= High-field asymmetric-waveform ion-mobility spectrometry =

Chemical analysis technique

High-field asymmetric-waveform ion mobility spectrometry (FAIMS or RF-DC ion mobility spectrometry) is an ion mobility spectrometry technique in which ions at atmospheric pressure are separated by the application of a high-voltage asymmetric waveform at radio frequency (RF) combined with a static (DC) waveform applied between two electrodes. Depending on the ratio of the high-field and low-field mobility of the ion, it will migrate toward one or the other electrode. Only ions with specific mobility will pass through the device.

== Application ==
One application of FAIMS is as an additional separation step between the liquid chromatography separation and mass spectrometric analysis in liquid chromatography–mass spectrometry (LC-MS) as used in proteomic studies. It allows for online fractionation of the analyte components to improve detection of peptides in complex samples. LC-MS uses the mass to charge ratio of peptide ions to analyse samples and the resulting spectra are compared to spectral reference libraries. FAIMS can be used to filter out "chemical noise", i.e. compounds whose spectra would interfere with the spectra of the desired compound, either by overlapping with the desired compound's spectra or adding additional peaks to the spectra. It can be used to filter out interfering ions and simultaneously select peptides with charge states that are optimal for analysis.

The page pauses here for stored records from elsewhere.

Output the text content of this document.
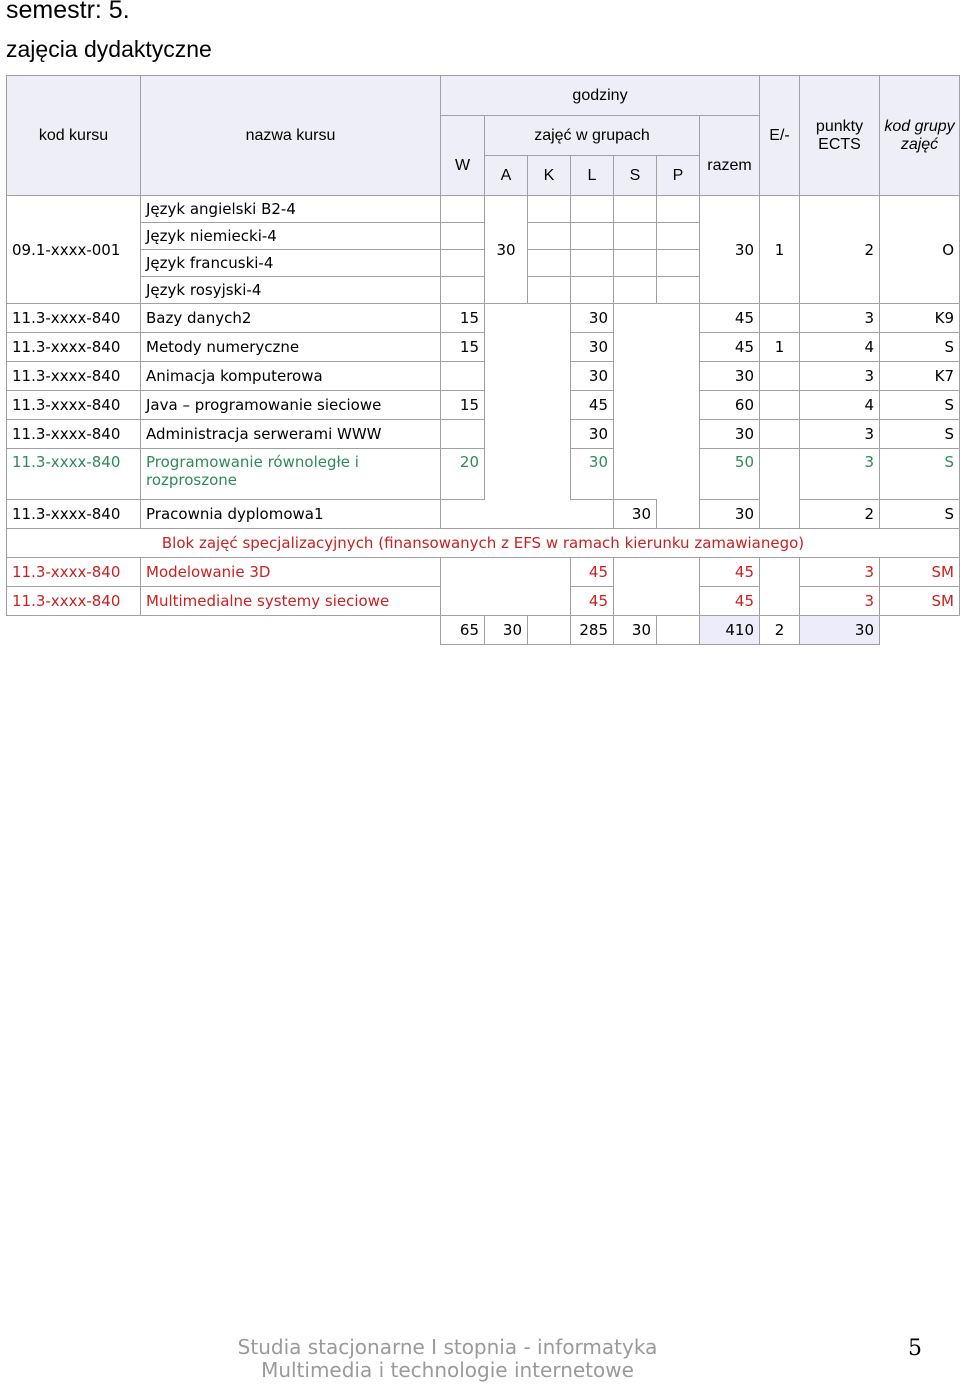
semestr: 5.
zajęcia dydaktyczne
kod kursu	nazwa kursu	godziny							E/-	punkty ECTS	kod grupy zajęć
		W	zajęć w grupach					razem			
			A	K	L	S	P				
09.1-xxxx-001	Język angielski B2-4		30					30	1	2	O
	Język niemiecki-4										
	Język francuski-4										
	Język rosyjski-4										
11.3-xxxx-840	Bazy danych2	15			30			45		3	K9
11.3-xxxx-840	Metody numeryczne	15			30			45	1	4	S
11.3-xxxx-840	Animacja komputerowa				30			30		3	K7
11.3-xxxx-840	Java – programowanie sieciowe	15			45			60		4	S
11.3-xxxx-840	Administracja serwerami WWW				30			30		3	S
11.3-xxxx-840	Programowanie równoległe i rozproszone	20			30			50		3	S
11.3-xxxx-840	Pracownia dyplomowa1					30		30		2	S
Blok zajęć specjalizacyjnych (finansowanych z EFS w ramach kierunku zamawianego)											
11.3-xxxx-840	Modelowanie 3D				45			45		3	SM
11.3-xxxx-840	Multimedialne systemy sieciowe				45			45		3	SM
		65	30		285	30		410	2	30	
Studia stacjonarne I stopnia - informatyka
Multimedia i technologie internetowe
5
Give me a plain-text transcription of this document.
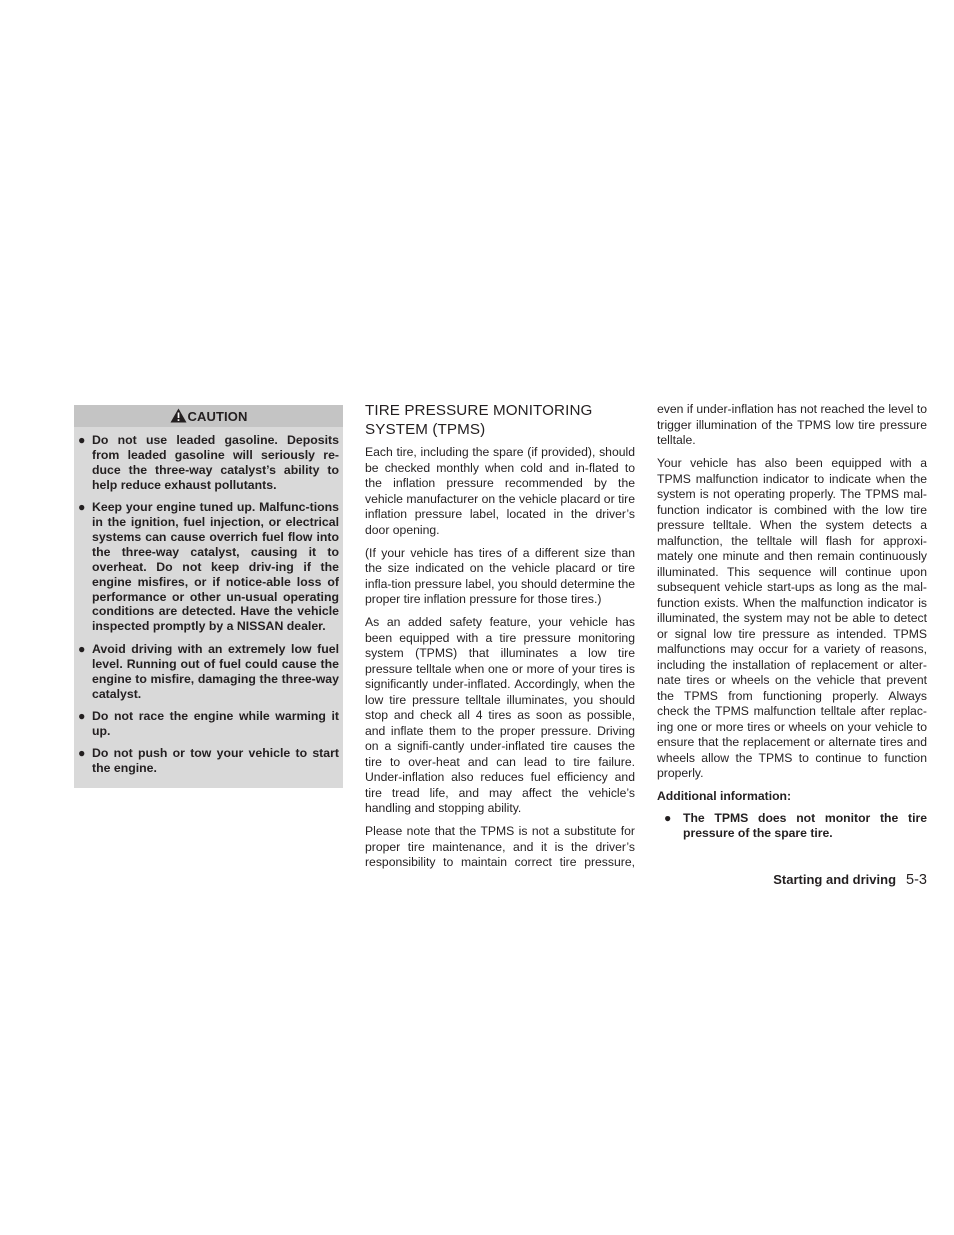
CAUTION
● Do not use leaded gasoline. Deposits from leaded gasoline will seriously re-duce the three-way catalyst’s ability to help reduce exhaust pollutants.
● Keep your engine tuned up. Malfunc-tions in the ignition, fuel injection, or electrical systems can cause overrich fuel flow into the three-way catalyst, causing it to overheat. Do not keep driv-ing if the engine misfires, or if notice-able loss of performance or other un-usual operating conditions are detected. Have the vehicle inspected promptly by a NISSAN dealer.
● Avoid driving with an extremely low fuel level. Running out of fuel could cause the engine to misfire, damaging the three-way catalyst.
● Do not race the engine while warming it up.
● Do not push or tow your vehicle to start the engine.
TIRE PRESSURE MONITORING SYSTEM (TPMS)

Each tire, including the spare (if provided), should be checked monthly when cold and in-flated to the inflation pressure recommended by the vehicle manufacturer on the vehicle placard or tire inflation pressure label, located in the driver’s door opening.

(If your vehicle has tires of a different size than the size indicated on the vehicle placard or tire infla-tion pressure label, you should determine the proper tire inflation pressure for those tires.)

As an added safety feature, your vehicle has been equipped with a tire pressure monitoring system (TPMS) that illuminates a low tire pressure telltale when one or more of your tires is significantly under-inflated. Accordingly, when the low tire pressure telltale illuminates, you should stop and check all 4 tires as soon as possible, and inflate them to the proper pressure. Driving on a signifi-cantly under-inflated tire causes the tire to over-heat and can lead to tire failure. Under-inflation also reduces fuel efficiency and tire tread life, and may affect the vehicle’s handling and stopping ability.

Please note that the TPMS is not a substitute for proper tire maintenance, and it is the driver’s responsibility to maintain correct tire pressure,

even if under-inflation has not reached the level to trigger illumination of the TPMS low tire pressure telltale.

Your vehicle has also been equipped with a TPMS malfunction indicator to indicate when the system is not operating properly. The TPMS mal-function indicator is combined with the low tire pressure telltale. When the system detects a malfunction, the telltale will flash for approxi-mately one minute and then remain continuously illuminated. This sequence will continue upon subsequent vehicle start-ups as long as the mal-function exists. When the malfunction indicator is illuminated, the system may not be able to detect or signal low tire pressure as intended. TPMS malfunctions may occur for a variety of reasons, including the installation of replacement or alter-nate tires or wheels on the vehicle that prevent the TPMS from functioning properly. Always check the TPMS malfunction telltale after replac-ing one or more tires or wheels on your vehicle to ensure that the replacement or alternate tires and wheels allow the TPMS to continue to function properly.

Additional information:
● The TPMS does not monitor the tire pressure of the spare tire.
Starting and driving 5-3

A further advantage of this technique is that it can be used to select for peptide ions that are of low abundance in the sample. Such low abundance ions are often not analysed because of the limitations of the duty cycles of the mass spectrometers. By selectively removing the more abundant ions FAIMS can assist in distinguishing between ions with similar mass to charge ratios and can prevent a more abundant ion from masking the presence of a less abundant ion.

== Devices ==
Devices utilizing the principle of RF-DC ion-mobility spectrometry include handheld explosive trace detectors "MO-2M" and "Pilot-M".